For “reasons of expediency,” the circular decree correspondingly empowered not only the organs of the regular police authorities but also the Gestapo and criminal investigation offices and headquarters, that is, the Security Police, to impose police summary sentences on Poles (Jews are no longer mentioned for obvious reasons—ghettoization, deportation),
124
and assigned them the same punitive powers that the regular police had received on the basis of the decree of June 15, 1942. However, this involved much more than the
coexistence
of the regular and Security Police: the latter clearly gained the upper hand through the provision of clause 3 of the decree, which set out that when an offense “was of prime importance to the criminal investigation police,” the case was to be handed over to the criminal investigation police (part of the Security Police); “as before,” “cases with a political impact” were to be transferred to the Gestapo. When doubt existed, the relevant criminal investigation or Gestapo offices, in other words
not
the organs of the regular police (uniformed police, gendarmerie), were to make a
binding decision
about whether such criminal investigation or Security Police “interests” existed.

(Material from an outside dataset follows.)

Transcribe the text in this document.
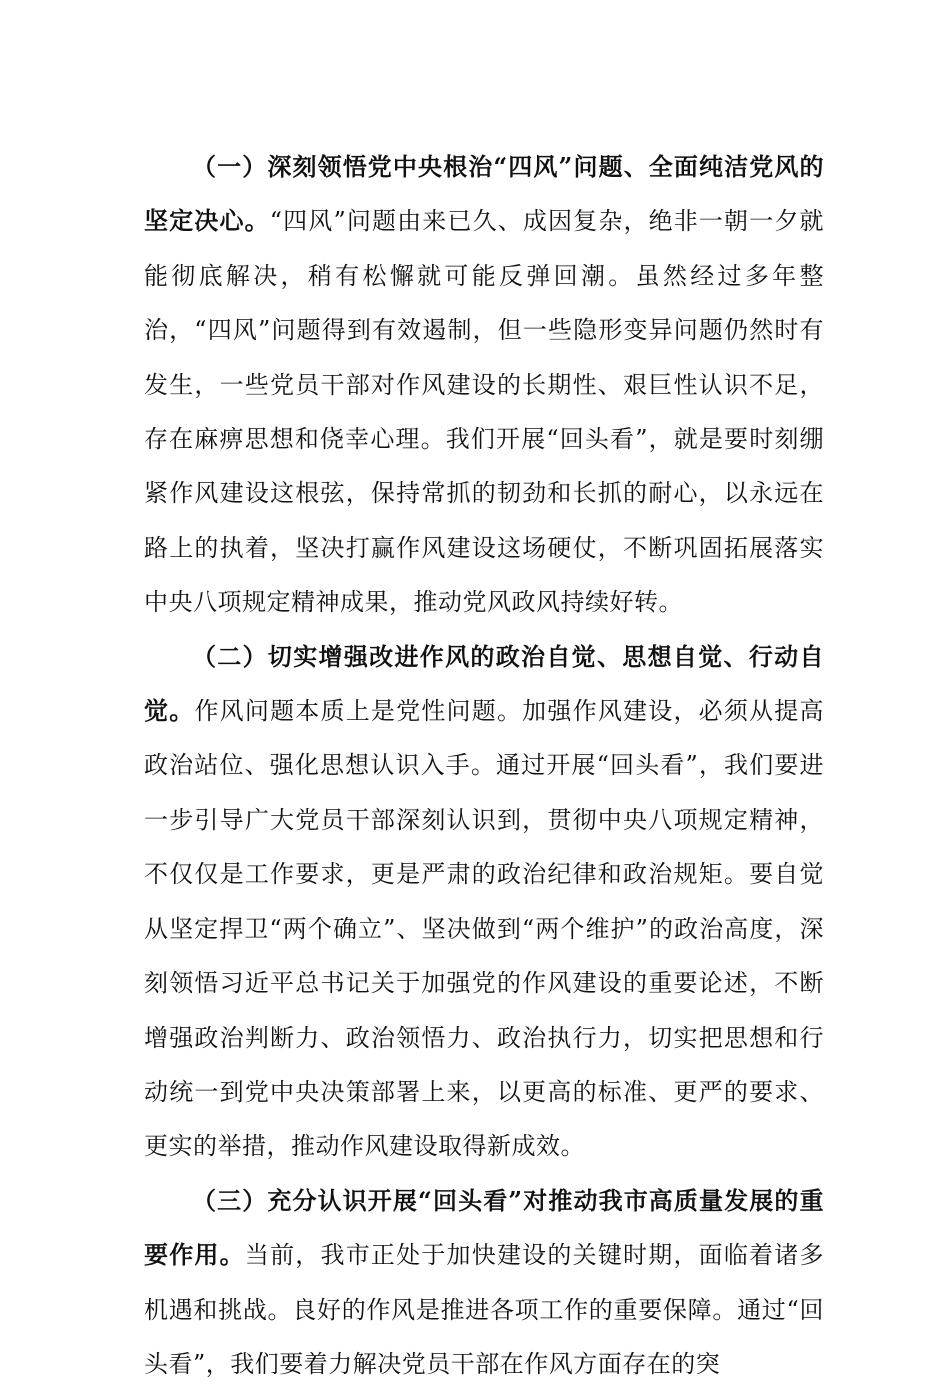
（一）深刻领悟党中央根治“四风”问题、全面纯洁党风的坚定决心。“四风”问题由来已久、成因复杂，绝非一朝一夕就能彻底解决，稍有松懈就可能反弹回潮。虽然经过多年整治，“四风”问题得到有效遏制，但一些隐形变异问题仍然时有发生，一些党员干部对作风建设的长期性、艰巨性认识不足，存在麻痹思想和侥幸心理。我们开展“回头看”，就是要时刻绷紧作风建设这根弦，保持常抓的韧劲和长抓的耐心，以永远在路上的执着，坚决打赢作风建设这场硬仗，不断巩固拓展落实中央八项规定精神成果，推动党风政风持续好转。

（二）切实增强改进作风的政治自觉、思想自觉、行动自觉。作风问题本质上是党性问题。加强作风建设，必须从提高政治站位、强化思想认识入手。通过开展“回头看”，我们要进一步引导广大党员干部深刻认识到，贯彻中央八项规定精神，不仅仅是工作要求，更是严肃的政治纪律和政治规矩。要自觉从坚定捍卫“两个确立”、坚决做到“两个维护”的政治高度，深刻领悟习近平总书记关于加强党的作风建设的重要论述，不断增强政治判断力、政治领悟力、政治执行力，切实把思想和行动统一到党中央决策部署上来，以更高的标准、更严的要求、更实的举措，推动作风建设取得新成效。

（三）充分认识开展“回头看”对推动我市高质量发展的重要作用。当前，我市正处于加快建设的关键时期，面临着诸多机遇和挑战。良好的作风是推进各项工作的重要保障。通过“回头看”，我们要着力解决党员干部在作风方面存在的突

The potential jurisdiction of the Security Police in the treatment of “non-Germans” was therefore now actually without limit, since there were no misdemeanors by a “non-German” that were not inherently political or criminal crimes in areas where the “ethnic struggle” was being waged.

The monopolization of criminal prosecutions under the control of the Security Police was accompanied by the removal of powers from the local police authorities (regular police), whom the police headquarters mistrusted in principle in any case, because there was always a “risk” that they would not act with sufficient severity. The decree of September 20, 1943, therefore completely removed from the local police authorities the power to impose prison camp sentences on Poles and restricted their power to impose fines for offenses for which fines of 5 to 200 marks (or up to three weeks of prison camp) were sufficient.
125
The district police authority (prefect) was responsible for all punishments exceeding this scope.